The report into the case reads that: ‘In the paddock, it is said that Renault received a tip from an ex-Racing Point employee. They changed camp in winter,’. As dramatic as this sounds, the alleged whistleblower will likely only come to the surface when this matter faces the Court of Appeals – as the report states: ‘If they exist, they will likely only play the key witnesses before an Appeals court with a civil judge.’

Such an outcome is inevitable as no matter how the argument ends this will not be the end of the matter.

When the case goes to the FIA ​​Court of Appeals after the first judgment, then will come the real discussion as to how much copying is permitted. However, Andy Green is clear in his belief of what the decision should be:

“The protest should be dismissed,” Green said. “We followed the rules and used drawings and data to show why the brake vents of the two cars are so similar.”

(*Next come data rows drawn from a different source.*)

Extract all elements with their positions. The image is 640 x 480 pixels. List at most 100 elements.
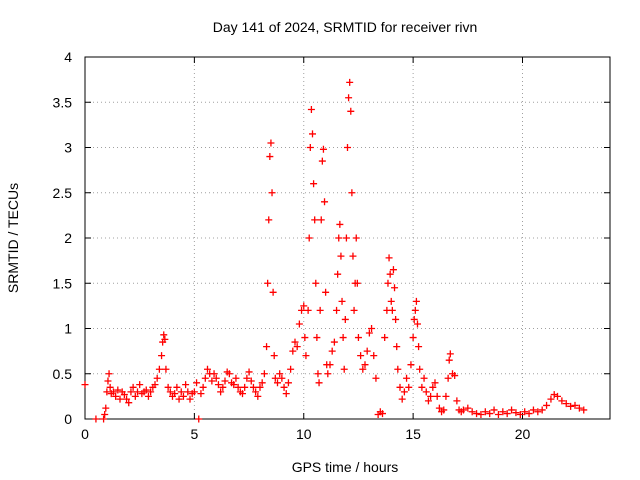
data-point bbox=[284, 379, 292, 387]
data-point bbox=[314, 370, 322, 378]
data-point bbox=[324, 370, 332, 378]
data-point bbox=[534, 408, 542, 416]
data-point bbox=[435, 404, 443, 412]
data-point bbox=[153, 374, 161, 382]
data-point bbox=[309, 130, 316, 138]
data-point bbox=[562, 400, 570, 408]
data-point bbox=[315, 379, 323, 387]
data-point bbox=[445, 356, 453, 364]
data-point bbox=[388, 306, 396, 314]
data-point bbox=[287, 365, 295, 373]
data-point bbox=[264, 279, 272, 287]
x-axis-label: GPS time / hours bbox=[292, 459, 399, 475]
x-tick-label: 5 bbox=[190, 426, 198, 442]
data-point bbox=[276, 370, 284, 378]
data-point bbox=[350, 306, 358, 314]
data-point bbox=[221, 377, 229, 385]
data-point bbox=[453, 397, 461, 405]
data-point bbox=[575, 404, 583, 412]
data-point bbox=[190, 388, 198, 396]
data-point bbox=[134, 388, 141, 396]
data-point bbox=[392, 315, 400, 323]
data-point bbox=[120, 391, 128, 399]
data-point bbox=[300, 302, 308, 310]
data-point bbox=[322, 288, 330, 296]
data-point bbox=[161, 335, 169, 343]
data-point bbox=[580, 406, 588, 414]
data-point bbox=[210, 370, 218, 378]
axis-ticks bbox=[84, 56, 610, 420]
data-point bbox=[258, 379, 266, 387]
data-point bbox=[415, 343, 423, 351]
data-point bbox=[125, 399, 133, 407]
data-point bbox=[342, 234, 350, 242]
data-point bbox=[424, 397, 432, 405]
data-point bbox=[131, 392, 139, 400]
data-point bbox=[433, 392, 441, 400]
data-point bbox=[340, 365, 348, 373]
data-point bbox=[398, 395, 406, 403]
data-point bbox=[357, 352, 365, 360]
data-point bbox=[106, 383, 114, 391]
data-point bbox=[427, 392, 435, 400]
data-point bbox=[339, 334, 347, 342]
data-point bbox=[431, 379, 439, 387]
data-point bbox=[407, 361, 415, 369]
data-point bbox=[214, 381, 222, 389]
data-point bbox=[538, 406, 546, 414]
data-point bbox=[147, 388, 155, 396]
data-point bbox=[420, 374, 428, 382]
data-point bbox=[410, 315, 418, 323]
data-point bbox=[363, 347, 371, 355]
data-point bbox=[353, 279, 361, 287]
data-point bbox=[254, 392, 262, 400]
data-point bbox=[278, 374, 286, 382]
data-point bbox=[166, 388, 174, 396]
data-point bbox=[142, 386, 150, 394]
data-point bbox=[136, 381, 144, 389]
grid bbox=[85, 57, 610, 419]
y-tick-label: 2.5 bbox=[53, 185, 73, 201]
data-point bbox=[266, 153, 274, 161]
data-point bbox=[232, 374, 240, 382]
data-point bbox=[558, 397, 566, 405]
data-point bbox=[105, 370, 113, 378]
data-point bbox=[171, 390, 179, 398]
data-point bbox=[173, 383, 181, 391]
data-point bbox=[199, 383, 207, 391]
data-point bbox=[368, 325, 376, 332]
data-point bbox=[385, 254, 393, 262]
x-tick-label: 15 bbox=[405, 426, 421, 442]
data-point bbox=[516, 410, 524, 418]
data-point bbox=[155, 365, 163, 373]
data-point bbox=[334, 270, 342, 278]
data-point bbox=[289, 347, 297, 355]
x-tick-labels: 0 5 10 15 20 bbox=[81, 426, 530, 442]
data-point bbox=[451, 372, 459, 380]
y-tick-label: 1.5 bbox=[53, 275, 73, 291]
data-point bbox=[409, 334, 417, 342]
data-point bbox=[512, 409, 520, 417]
data-point bbox=[274, 379, 281, 387]
data-point bbox=[256, 383, 264, 391]
data-point bbox=[270, 352, 278, 360]
data-point bbox=[365, 329, 373, 337]
data-point bbox=[195, 415, 203, 423]
x-tick-label: 20 bbox=[515, 426, 531, 442]
data-point bbox=[160, 331, 168, 339]
data-point bbox=[412, 297, 420, 305]
y-tick-label: 0.5 bbox=[53, 366, 73, 382]
data-point bbox=[394, 365, 402, 373]
data-point bbox=[310, 180, 318, 188]
data-point bbox=[268, 189, 276, 197]
data-point bbox=[503, 410, 511, 418]
data-point bbox=[347, 107, 355, 115]
data-point bbox=[129, 383, 137, 391]
data-point bbox=[348, 189, 356, 197]
data-point bbox=[313, 334, 321, 342]
data-point bbox=[164, 383, 172, 391]
y-tick-label: 3 bbox=[64, 140, 72, 156]
data-point bbox=[311, 216, 319, 224]
data-point bbox=[151, 381, 159, 389]
data-point bbox=[312, 279, 320, 287]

Of course, following the performance of Lance Stroll on Sunday (coming home in 9th) and Nico Hulkenberg’s clutch issue (resulting in a DNS) the RP20 looks as far from being a pink Mercedes as can be and Andy Green is aware they are struggling:

“I'd say for lots of different reasons, we would admit that things haven't gone our way and we have made mistakes in the first few races,” said Green when asked by publication Motorsport.com on the issue after Sunday’s British Grand Prix.

“And we're underperforming [at Silverstone], but again, for something that I think is out of our control, with respect to losing a driver and having to change our weekend around…It's not something that you can really point the finger at. And just lots, lots of little things haven't quite gone our way. And we've seen glimpses of what the car's capable of doing, and we just understand that it is very difficult to keep it there at its peak. And we have to work incredibly hard to do that. So I think that's, that's a lot of the problem. I don't think we're the only ones up and down.”

As up and down as Racing Point’s performance may be, any eventual points deduction would put them far down in the Formula One Constructors’ table - but such discussion is a long way off.

In the meantime, with the 70th Anniversary of Formula One Grand Prix approaching this weekend so too will yet another Renault Sport protest at the end of it.

Following the conclusion of this whole affair, whenever that may be, one cannot help but predict that the real loser in this will be the sport of Formula One and that is the last thing the pinnacle of motorsport needs.